Некоторые из ранних писаний Толкина содержат в себе, по всей видимости, зерно истины, которая могла бы послужить кое для кого предостережением. Уже отмечалось, что Толкин склонен был начинать свои ученые статьи с нападок на «литературу» или «критику», посвященную избранному им предмету, будь то Чосер, Ancrene Wisse или переводчики «Беовульфа». Может быть, самый острый и показательный пример этого содержится в лекции «Беовульф: чудовища и критики», прочитанной Толкином для Британской академии. Закончив разбор грустного состояния дел в литературе о «Беовульфе» в целом, Толкин переходит к сочинениям У. П. Кера и затем Р. У. Чэмберса — филологов, которых он уважал, но которые, как он полагал, сделали слишком много уступок противнику. «Героические поэты древности очень любили конфликты между обетом верности и долгом отмщения, — писал Чэмберс (именно этим конфликтом пренебрег автор «Беовульфа», которого больше интересовали чудовища). — Никакая даже самая дремучая драконья глушь(57) так их не занимала».

«Драконья глушь! — взрывается Толкин, и повторение этого словосочетания мгновенно обнажает его нарочитую синтаксическую двусмысленность (что–то между «овечьим пастбищем» и «львиной гордыней»). В этом чисто шейлоковском обороте кроется жало, тем более острое, что принадлежит оно критику, который вообще–то заслуживает титула лучшего друга поэта, создавшего поэму «Беовульф». Это выражение вполне умещается в рамки традиции, задаваемой «Книгой из Сент–Олбанс»[67], со страниц которой поэт мог бы парировать удар критиков: — А в придачу еще куличье болото, и обезьянья хитрость, и разбойничья банда, и гусиная стая!»(58)

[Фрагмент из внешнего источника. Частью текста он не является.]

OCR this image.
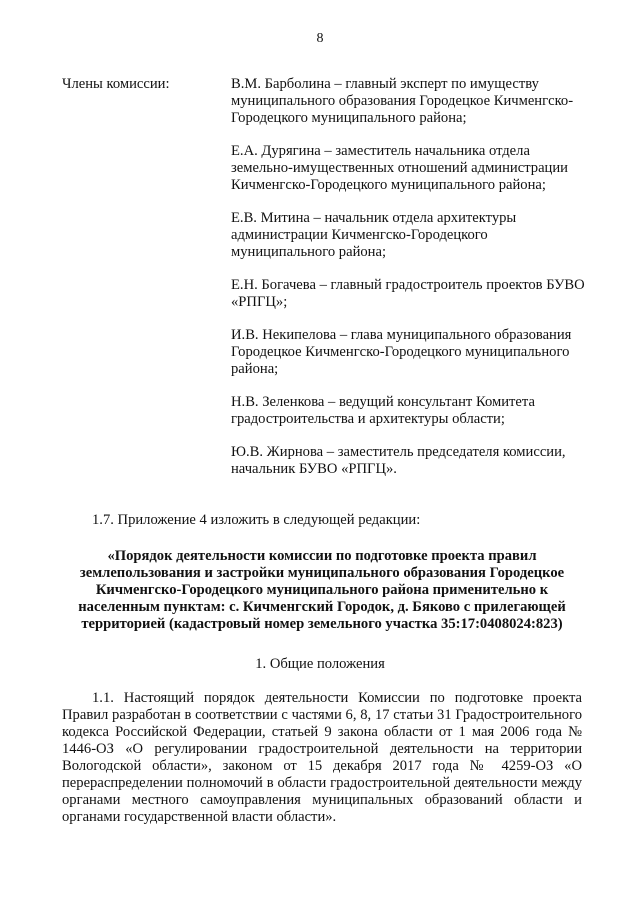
8
Члены комиссии:	В.М. Барболина – главный эксперт по имуществу муниципального образования Городецкое Кичменгско-Городецкого муниципального района;

Е.А. Дурягина – заместитель начальника отдела земельно-имущественных отношений администрации Кичменгско-Городецкого муниципального района;

Е.В. Митина – начальник отдела архитектуры администрации Кичменгско-Городецкого муниципального района;

Е.Н. Богачева – главный градостроитель проектов БУВО «РПГЦ»;

И.В. Некипелова – глава муниципального образования Городецкое Кичменгско-Городецкого муниципального района;

Н.В. Зеленкова – ведущий консультант Комитета градостроительства и архитектуры области;

Ю.В. Жирнова – заместитель председателя комиссии, начальник БУВО «РПГЦ».

1.7. Приложение 4 изложить в следующей редакции:
«Порядок деятельности комиссии по подготовке проекта правил землепользования и застройки муниципального образования Городецкое Кичменгско-Городецкого муниципального района применительно к населенным пунктам: с. Кичменгский Городок, д. Бяково с прилегающей территорией (кадастровый номер земельного участка 35:17:0408024:823)
1. Общие положения
1.1. Настоящий порядок деятельности Комиссии по подготовке проекта Правил разработан в соответствии с частями 6, 8, 17 статьи 31 Градостроительного кодекса Российской Федерации, статьей 9 закона области от 1 мая 2006 года № 1446-ОЗ «О регулировании градостроительной деятельности на территории Вологодской области», законом от 15 декабря 2017 года № 4259-ОЗ «О перераспределении полномочий в области градостроительной деятельности между органами местного самоуправления муниципальных образований области и органами государственной власти области».
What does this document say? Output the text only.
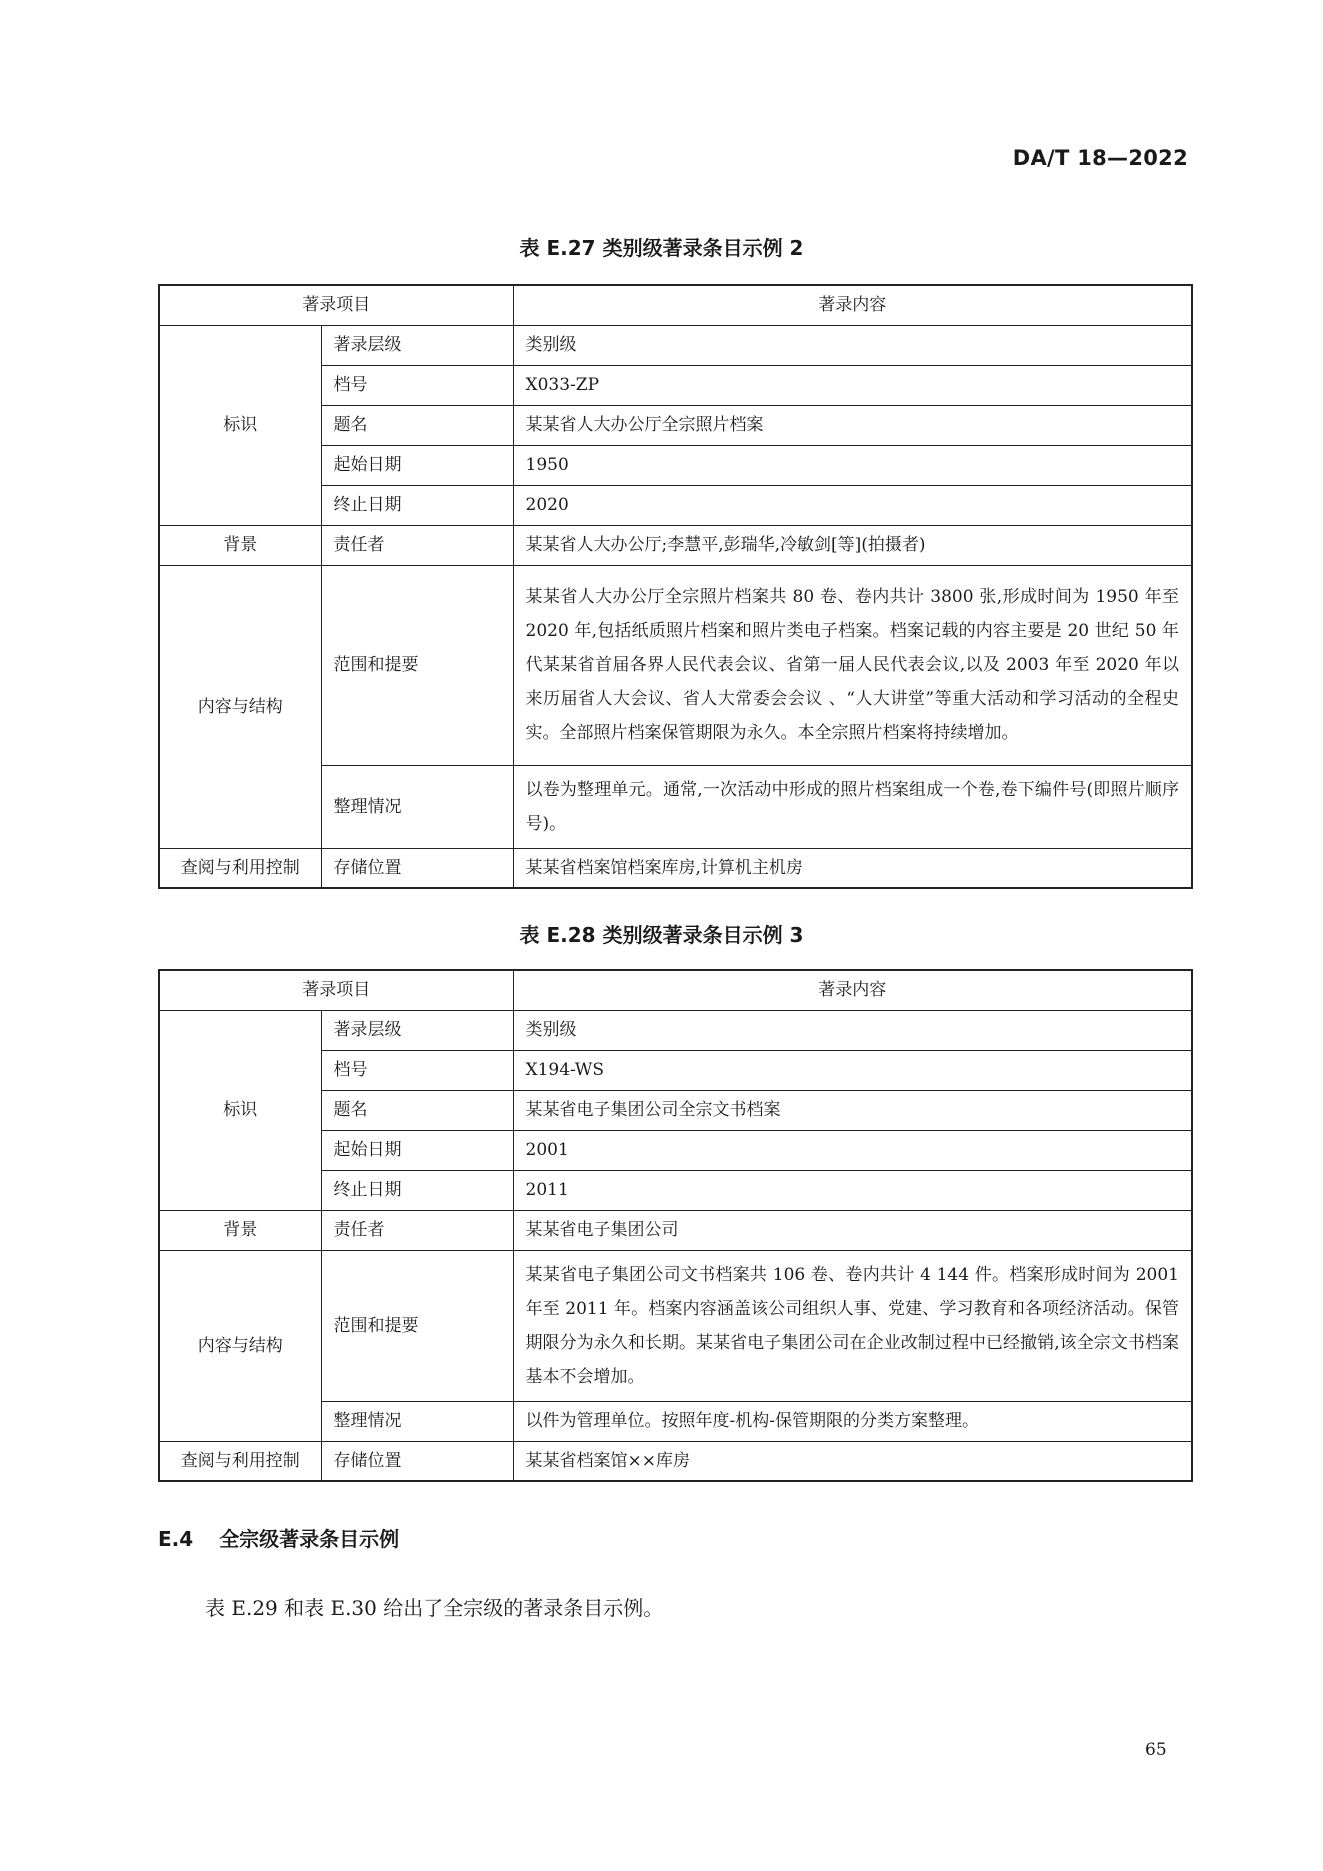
DA/T 18—2022
表 E.27 类别级著录条目示例 2
著录项目		著录内容
标识	著录层级	类别级
	档号	X033-ZP
	题名	某某省人大办公厅全宗照片档案
	起始日期	1950
	终止日期	2020
背景	责任者	某某省人大办公厅;李慧平,彭瑞华,冷敏剑[等](拍摄者)
内容与结构	范围和提要	某某省人大办公厅全宗照片档案共 80 卷、卷内共计 3800 张,形成时间为 1950 年至 2020 年,包括纸质照片档案和照片类电子档案。档案记载的内容主要是 20 世纪 50 年代某某省首届各界人民代表会议、省第一届人民代表会议,以及 2003 年至 2020 年以来历届省人大会议、省人大常委会会议 、“人大讲堂”等重大活动和学习活动的全程史实。全部照片档案保管期限为永久。本全宗照片档案将持续增加。
	整理情况	以卷为整理单元。通常,一次活动中形成的照片档案组成一个卷,卷下编件号(即照片顺序号)。
查阅与利用控制	存储位置	某某省档案馆档案库房,计算机主机房
表 E.28 类别级著录条目示例 3
著录项目		著录内容
标识	著录层级	类别级
	档号	X194-WS
	题名	某某省电子集团公司全宗文书档案
	起始日期	2001
	终止日期	2011
背景	责任者	某某省电子集团公司
内容与结构	范围和提要	某某省电子集团公司文书档案共 106 卷、卷内共计 4 144 件。档案形成时间为 2001 年至 2011 年。档案内容涵盖该公司组织人事、党建、学习教育和各项经济活动。保管期限分为永久和长期。某某省电子集团公司在企业改制过程中已经撤销,该全宗文书档案基本不会增加。
	整理情况	以件为管理单位。按照年度-机构-保管期限的分类方案整理。
查阅与利用控制	存储位置	某某省档案馆××库房
E.4 全宗级著录条目示例
表 E.29 和表 E.30 给出了全宗级的著录条目示例。
65
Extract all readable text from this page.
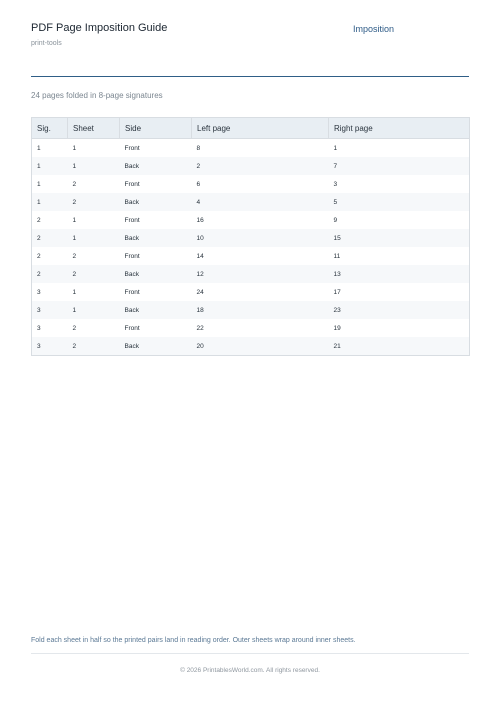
PDF Page Imposition Guide
print-tools
Imposition
24 pages folded in 8-page signatures
Sig.	Sheet	Side	Left page	Right page
1	1	Front	8	1
1	1	Back	2	7
1	2	Front	6	3
1	2	Back	4	5
2	1	Front	16	9
2	1	Back	10	15
2	2	Front	14	11
2	2	Back	12	13
3	1	Front	24	17
3	1	Back	18	23
3	2	Front	22	19
3	2	Back	20	21
Fold each sheet in half so the printed pairs land in reading order. Outer sheets wrap around inner sheets.
© 2026 PrintablesWorld.com. All rights reserved.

Гуси, разбойники, обезьяны, кулики; таковы, в представлении Толкина, четыре составные части обобщенного образа литературных критиков. Эти четыре составляющих эмблематически представляют, соответственно, глупость, лукавство, бессмысленное подражательство и (см. Лаэрт в «Гамлете», V, II)[68] незрелость суждений. Однако второе словосочетание — «хитрость обезьян», shrewedness of apes — это палка о двух концах. Подобно большинству слов, английское shrewedness — «хитрость» — с течением времени меняло значение. Как и в случае со словом «литература», Толкин полагал, что эти изменения значимы. Сегодня shrewdness, согласно ОСА, означает «Быстрота умственного восприятия или различения; сметка в практических делах». Однако когда–то это слово означало «злобность», особенно по отношению к женской «стервозности» или женскому коварству. Без сомнения, переход от одного значения к другому произошел с помощью таких фраз, как shrewd blow («хитрый удар»): сначала это словосочетание означало «удар, который был нанесен специально с целью причинить боль»; затем просто «умело направленный удар», и так далее. Замечание Толкина и само можно охарактеризовать как shrewd, «хитрое», причем во всех смыслах. Оно создает живую, хотя и гротескную картину заслуг и промахов литературной профессии критика, увиденной en bloc, т. е. в целом: критика неоспоримо умна, активна, ловка (т. е. shrewdness в современном смысле этого слова), но также исполнена горечи, отрицания и обожает «указывать шоферу, катаясь на заднем сиденье»(60) (shrewed в старом смысле). Кроме того, критика склонна превышать свои полномочия, обезьянничать, презирать все, что превосходит ее понимание, отсекать себя от круга человеческих интересов в его полноте. Было бы жаль, если бы слова Толкина оказались абсолютно справедливыми. Но отзывы критиков на «Властелина Колец» льют воду на его мельницу. Подытожить все это можно следующими словами: неважно, справедлива враждебная критика в адрес «Властелина Колец» или нет (этот вопрос оставим открытым). Важно, что она нарочито субъективна и основана на эмоциях, и не нужно глубоко копать, чтобы увидеть, что корнями своими она уходит в старинный догматизм и старинную распрю.